Everything we do has a MET value, not just traditional exercise. Running on a treadmill at 6 MPH: 9.8 METs. Laying on the couch watching Netflix: 1 MET. Cleaning your place: 3.3 METs.
"METs are used as a guideline for their exercise prescription," Numbers says. "For instance, we have younger patients who want to get back to playing softball, in their softball league. And they will be running at a certain speed on the treadmill and think they are ready to go back to playing softball. Softball is a 6 MET level. And if my patient is only exercising at five MET levels, we need to get him up to six MET levels for him to exercise comfortably. At this time of year, we recommend our cardiac patients do not shovel snow and find someone else to do it for them, because on that level for shoveling snow is 18 METs."

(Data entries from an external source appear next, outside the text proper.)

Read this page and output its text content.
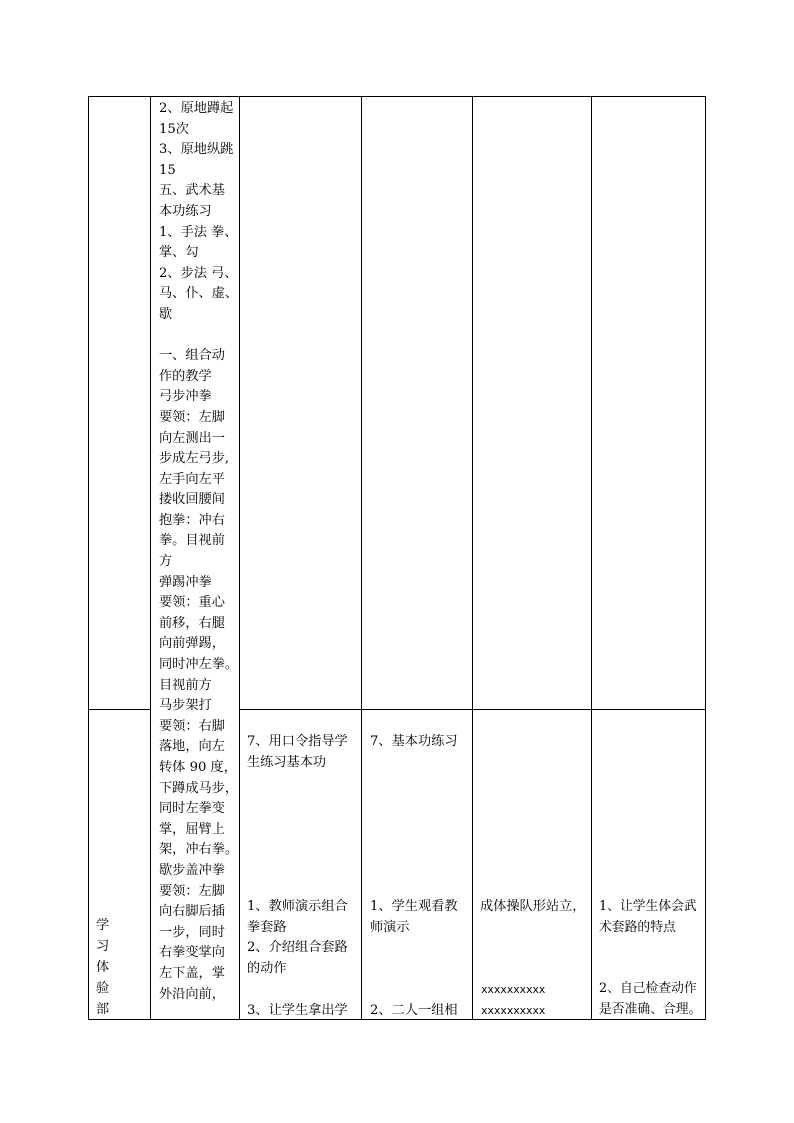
2、原地蹲起
15次
3、原地纵跳
15
五、武术基
本功练习
1、手法 拳、
掌、勾
2、步法 弓、
马、仆、虚、
歇
一、组合动
作的教学
弓步冲拳
要领：左脚
向左测出一
步成左弓步,
左手向左平
搂收回腰间
抱拳：冲右
拳。目视前
方
弹踢冲拳
要领：重心
前移，右腿
向前弹踢，
同时冲左拳。
目视前方
马步架打
要领：右脚
落地，向左
转体 90 度，
下蹲成马步，
同时左拳变
掌，屈臂上
架，冲右拳。
歇步盖冲拳
要领：左脚
向右脚后插
一步，同时
右拳变掌向
左下盖，掌
外沿向前，
学
习
体
验
部
7、用口令指导学
生练习基本功
1、教师演示组合
拳套路
2、介绍组合套路
的动作
3、让学生拿出学
7、基本功练习
1、学生观看教
师演示
2、二人一组相
成体操队形站立，
xxxxxxxxxx
xxxxxxxxxx
1、让学生体会武
术套路的特点
2、自己检查动作
是否准确、合理。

But counting METS could seem tedious and might not be for everyone. The important thing, Segar says, is to find whatever activity gives you immediate gratification — whether that's a full workout, or just taking the stairs.
"Now, the science really legitimizes doing whatever is going to work for you. Because anything is better than nothing. And I think that's what we need to start replacing the beliefs with," Segar said.